By Michael F. Carmichael
Aug. 18, 2011
|FED Alpha on display in a courtyard at the Pentagon.
A few weeks ago visitors to the Pentagon found what looked like a modified Humvee parked in their courtyard. It was not an ordinary one, modified for some special task. It was a prototype, labeled FED Alpha, of a new breed of thinking in the military. It was there at the Pentagon, prior to going on field tests, to show the nation’s top brass – and hopefully members of Congress who provide the funding for this kind of thing – that a surprisingly small part of the Army’s R&D budget is being spent by some relatively young engineers on reducing our dependence on foreign oil by thinking outside the box.
FED stands for Fuel-Efficient Ground Vehicle Demonstrator and there are two versions: Alpha and Bravo (well, you can’t change military thinking completely.)

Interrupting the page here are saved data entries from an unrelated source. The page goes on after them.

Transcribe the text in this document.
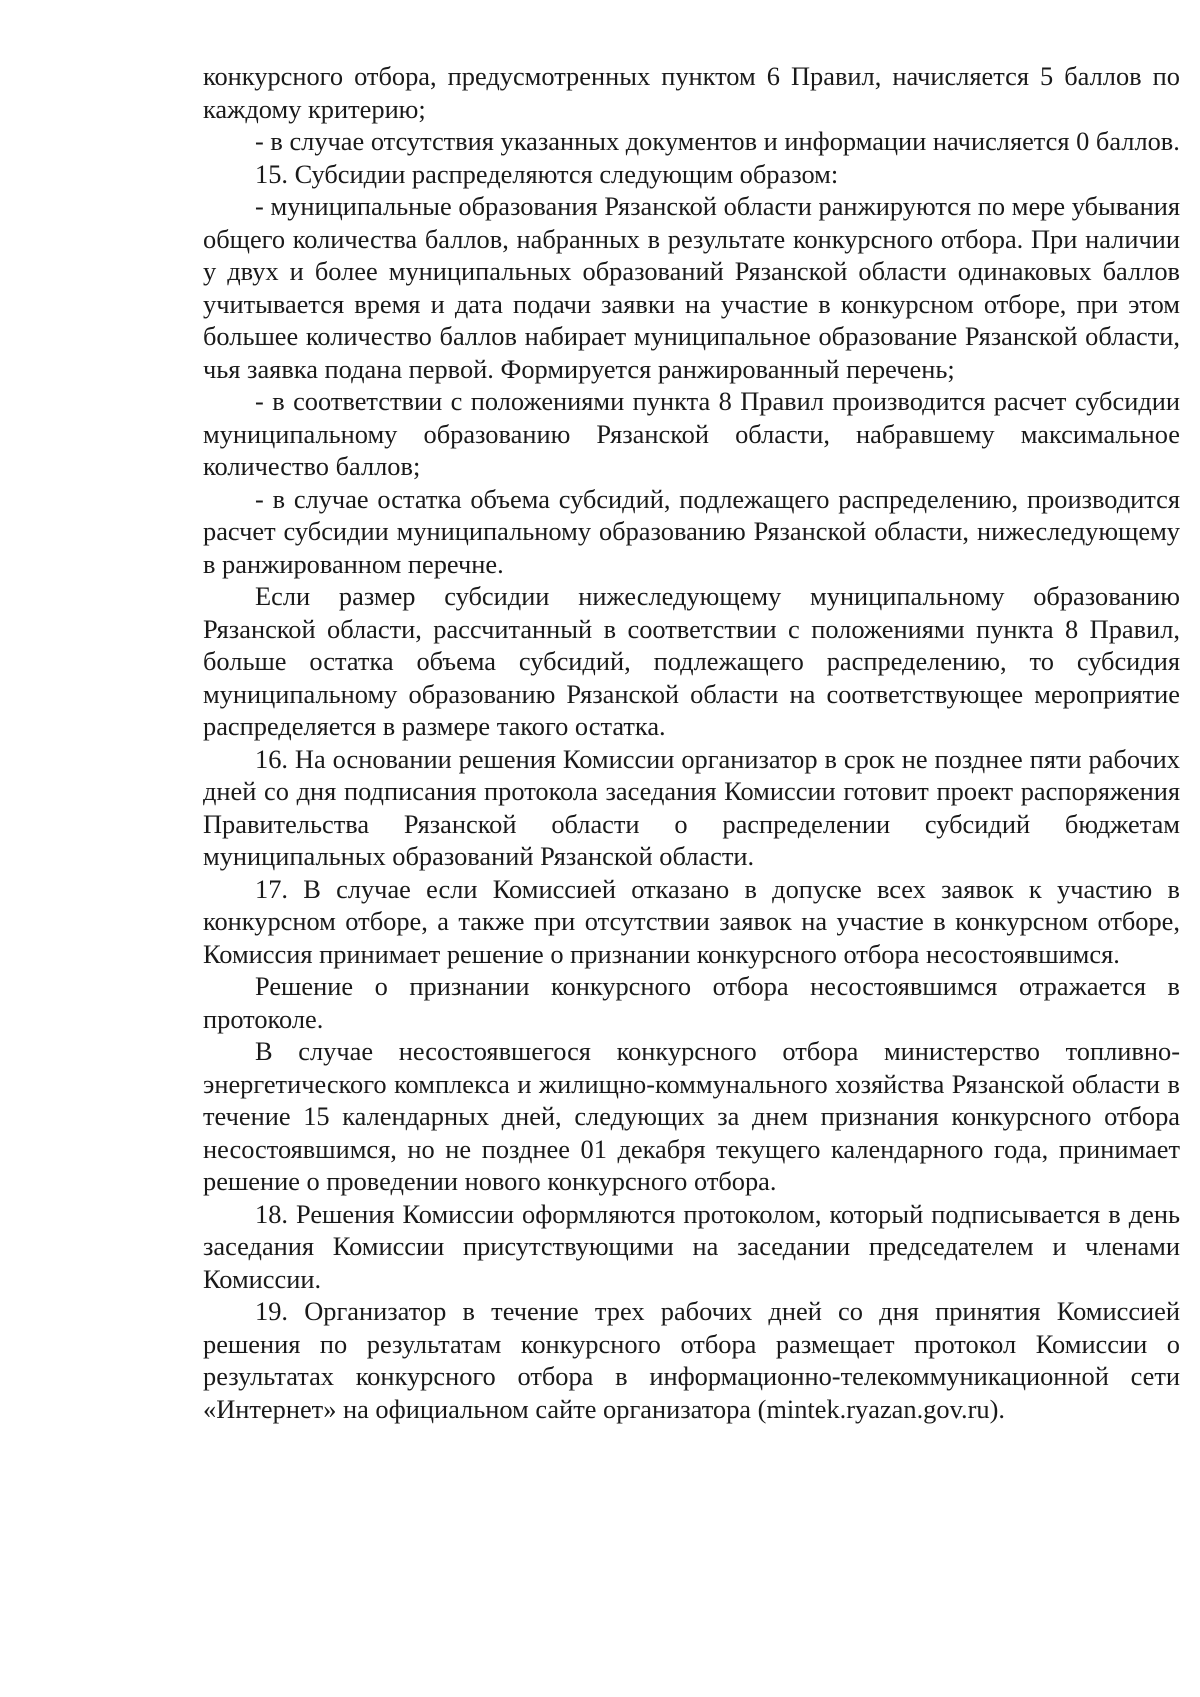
конкурсного отбора, предусмотренных пунктом 6 Правил, начисляется 5 баллов по каждому критерию;

- в случае отсутствия указанных документов и информации начисляется 0 баллов.

15. Субсидии распределяются следующим образом:

- муниципальные образования Рязанской области ранжируются по мере убывания общего количества баллов, набранных в результате конкурсного отбора. При наличии у двух и более муниципальных образований Рязанской области одинаковых баллов учитывается время и дата подачи заявки на участие в конкурсном отборе, при этом большее количество баллов набирает муниципальное образование Рязанской области, чья заявка подана первой. Формируется ранжированный перечень;

- в соответствии с положениями пункта 8 Правил производится расчет субсидии муниципальному образованию Рязанской области, набравшему максимальное количество баллов;

- в случае остатка объема субсидий, подлежащего распределению, производится расчет субсидии муниципальному образованию Рязанской области, нижеследующему в ранжированном перечне.

Если размер субсидии нижеследующему муниципальному образованию Рязанской области, рассчитанный в соответствии с положениями пункта 8 Правил, больше остатка объема субсидий, подлежащего распределению, то субсидия муниципальному образованию Рязанской области на соответствующее мероприятие распределяется в размере такого остатка.

16. На основании решения Комиссии организатор в срок не позднее пяти рабочих дней со дня подписания протокола заседания Комиссии готовит проект распоряжения Правительства Рязанской области о распределении субсидий бюджетам муниципальных образований Рязанской области.

17. В случае если Комиссией отказано в допуске всех заявок к участию в конкурсном отборе, а также при отсутствии заявок на участие в конкурсном отборе, Комиссия принимает решение о признании конкурсного отбора несостоявшимся.

Решение о признании конкурсного отбора несостоявшимся отражается в протоколе.

В случае несостоявшегося конкурсного отбора министерство топливно-энергетического комплекса и жилищно-коммунального хозяйства Рязанской области в течение 15 календарных дней, следующих за днем признания конкурсного отбора несостоявшимся, но не позднее 01 декабря текущего календарного года, принимает решение о проведении нового конкурсного отбора.

18. Решения Комиссии оформляются протоколом, который подписывается в день заседания Комиссии присутствующими на заседании председателем и членами Комиссии.

19. Организатор в течение трех рабочих дней со дня принятия Комиссией решения по результатам конкурсного отбора размещает протокол Комиссии о результатах конкурсного отбора в информационно-телекоммуникационной сети «Интернет» на официальном сайте организатора (mintek.ryazan.gov.ru).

Alpha was developed using an innovative twist to the traditional process while Bravo was the creation of what is known as the “Monster Garage.” More on that later.

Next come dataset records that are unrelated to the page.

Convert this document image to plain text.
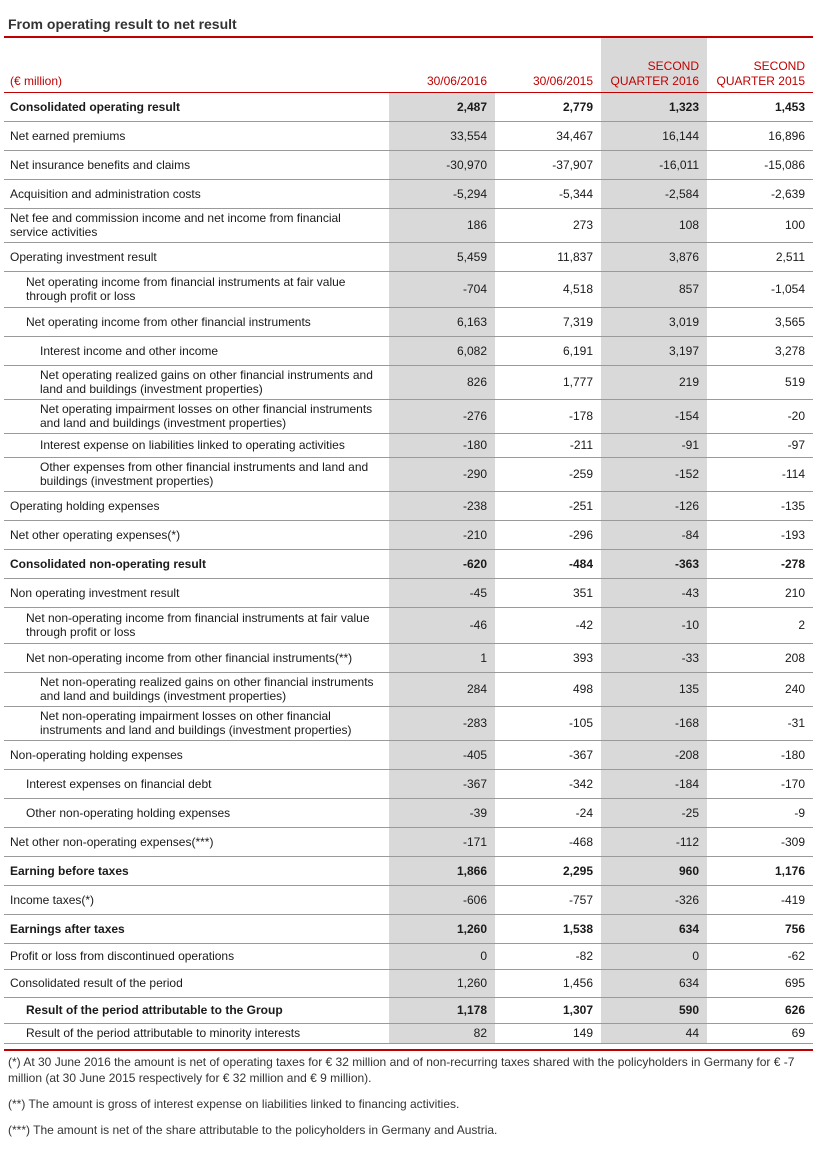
From operating result to net result
(€ million)	30/06/2016	30/06/2015	SECOND QUARTER 2016	SECOND QUARTER 2015
Consolidated operating result	2,487	2,779	1,323	1,453
Net earned premiums	33,554	34,467	16,144	16,896
Net insurance benefits and claims	-30,970	-37,907	-16,011	-15,086
Acquisition and administration costs	-5,294	-5,344	-2,584	-2,639
Net fee and commission income and net income from financial service activities	186	273	108	100
Operating investment result	5,459	11,837	3,876	2,511
Net operating income from financial instruments at fair value through profit or loss	-704	4,518	857	-1,054
Net operating income from other financial instruments	6,163	7,319	3,019	3,565
Interest income and other income	6,082	6,191	3,197	3,278
Net operating realized gains on other financial instruments and land and buildings (investment properties)	826	1,777	219	519
Net operating impairment losses on other financial instruments and land and buildings (investment properties)	-276	-178	-154	-20
Interest expense on liabilities linked to operating activities	-180	-211	-91	-97
Other expenses from other financial instruments and land and buildings (investment properties)	-290	-259	-152	-114
Operating holding expenses	-238	-251	-126	-135
Net other operating expenses(*)	-210	-296	-84	-193
Consolidated non-operating result	-620	-484	-363	-278
Non operating investment result	-45	351	-43	210
Net non-operating income from financial instruments at fair value through profit or loss	-46	-42	-10	2
Net non-operating income from other financial instruments(**)	1	393	-33	208
Net non-operating realized gains on other financial instruments and land and buildings (investment properties)	284	498	135	240
Net non-operating impairment losses on other financial instruments and land and buildings (investment properties)	-283	-105	-168	-31
Non-operating holding expenses	-405	-367	-208	-180
Interest expenses on financial debt	-367	-342	-184	-170
Other non-operating holding expenses	-39	-24	-25	-9
Net other non-operating expenses(***)	-171	-468	-112	-309
Earning before taxes	1,866	2,295	960	1,176
Income taxes(*)	-606	-757	-326	-419
Earnings after taxes	1,260	1,538	634	756
Profit or loss from discontinued operations	0	-82	0	-62
Consolidated result of the period	1,260	1,456	634	695
Result of the period attributable to the Group	1,178	1,307	590	626
Result of the period attributable to minority interests	82	149	44	69

(*) At 30 June 2016 the amount is net of operating taxes for € 32 million and of non-recurring taxes shared with the policyholders in Germany for € -7 million (at 30 June 2015 respectively for € 32 million and € 9 million).

(**) The amount is gross of interest expense on liabilities linked to financing activities.

(***) The amount is net of the share attributable to the policyholders in Germany and Austria.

Carl Johnson is the team leader of the FED program. He explains that for the Alpha truck one of his first breaks with tradition was to take four of his engineers and place them on-site with Ricardo, his outside engineering contractor. Ricardo is an international engineering company that is headquartered in England and is a component of the tech sector of their version of the Dow Jones Industrials. They also have a strong presence in the Detroit area and do a lot of engineering projects for the “Detroit Three.”

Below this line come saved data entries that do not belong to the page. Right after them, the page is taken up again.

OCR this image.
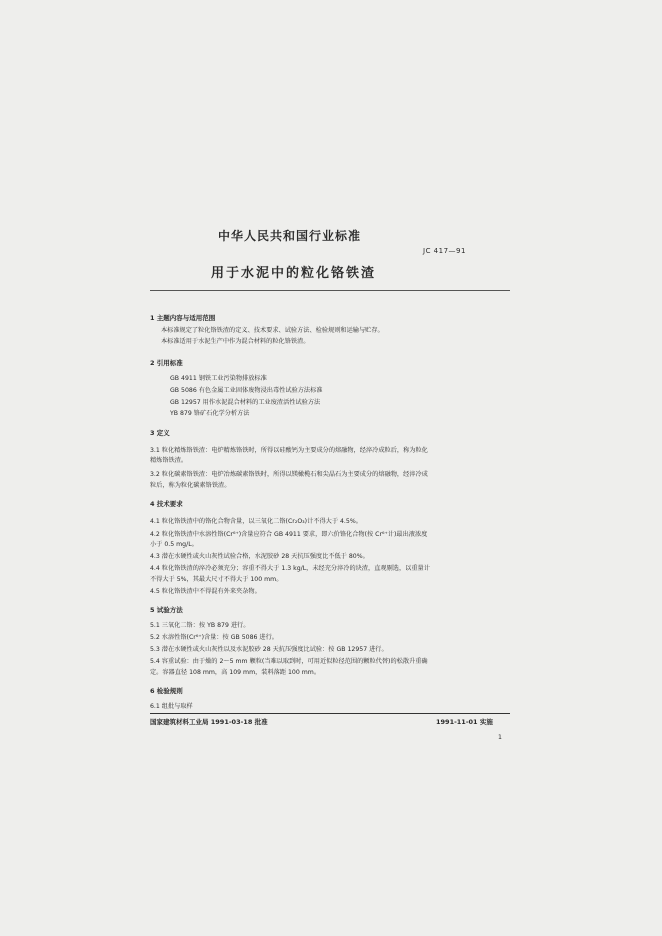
中华人民共和国行业标准
JC 417—91
用于水泥中的粒化铬铁渣
1 主题内容与适用范围
本标准规定了粒化铬铁渣的定义、技术要求、试验方法、检验规则和运输与贮存。
本标准适用于水泥生产中作为混合材料的粒化铬铁渣。
2 引用标准
GB 4911 钢铁工业污染物排放标准
GB 5086 有色金属工业固体废物浸出毒性试验方法标准
GB 12957 用作水泥混合材料的工业废渣活性试验方法
YB 879 铬矿石化学分析方法
3 定义
3.1 粒化精炼铬铁渣：电炉精炼铬铁时，所得以硅酸钙为主要成分的熔融物，经淬冷成粒后，称为粒化
精炼铬铁渣。
3.2 粒化碳素铬铁渣：电炉冶炼碳素铬铁时，所得以镁橄榄石和尖晶石为主要成分的熔融物，经淬冷成
粒后，称为粒化碳素铬铁渣。
4 技术要求
4.1 粒化铬铁渣中的铬化合物含量，以三氧化二铬(Cr₂O₃)计不得大于 4.5%。
4.2 粒化铬铁渣中水溶性铬(Cr⁶⁺)含量应符合 GB 4911 要求，即六价铬化合物(按 Cr⁶⁺计)最出液浓度
小于 0.5 mg/L。
4.3 潜在水硬性或火山灰性试验合格，水泥胶砂 28 天抗压强度比不低于 80%。
4.4 粒化铬铁渣的淬冷必须充分；容重不得大于 1.3 kg/L，未经充分淬冷的块渣，直观剔选，以重量计
不得大于 5%，其最大尺寸不得大于 100 mm。
4.5 粒化铬铁渣中不得混有外来夹杂物。
5 试验方法
5.1 三氧化二铬：按 YB 879 进行。
5.2 水溶性铬(Cr⁶⁺)含量：按 GB 5086 进行。
5.3 潜在水硬性或火山灰性以及水泥胶砂 28 天抗压强度比试验：按 GB 12957 进行。
5.4 容重试验：由于燥的 2～5 mm 颗粒(当难以取到时，可用近似粒径范围的颗粒代替)的松散升重确
定。容器直径 108 mm，高 109 mm，装料落距 100 mm。
6 检验规则
6.1 组批与取样
国家建筑材料工业局 1991-03-18 批准	1991-11-01 实施
1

“We call them our ‘embedded engineers,’” Johnson says, adding with a chuckle that his group is composed of engineers, not creative types, so he used that phrase “for lack of a better term.” He continues with an explanation of how things usually go. “Normally, we let a contract, the contractor goes away and does the work, then comes back to us with a product.” By embedding his engineers, Johnson saved time and money by ensuring that the engineers at Ricardo were well versed in the unusual demands of a military truck in need of much better fuel economy than its predecessors.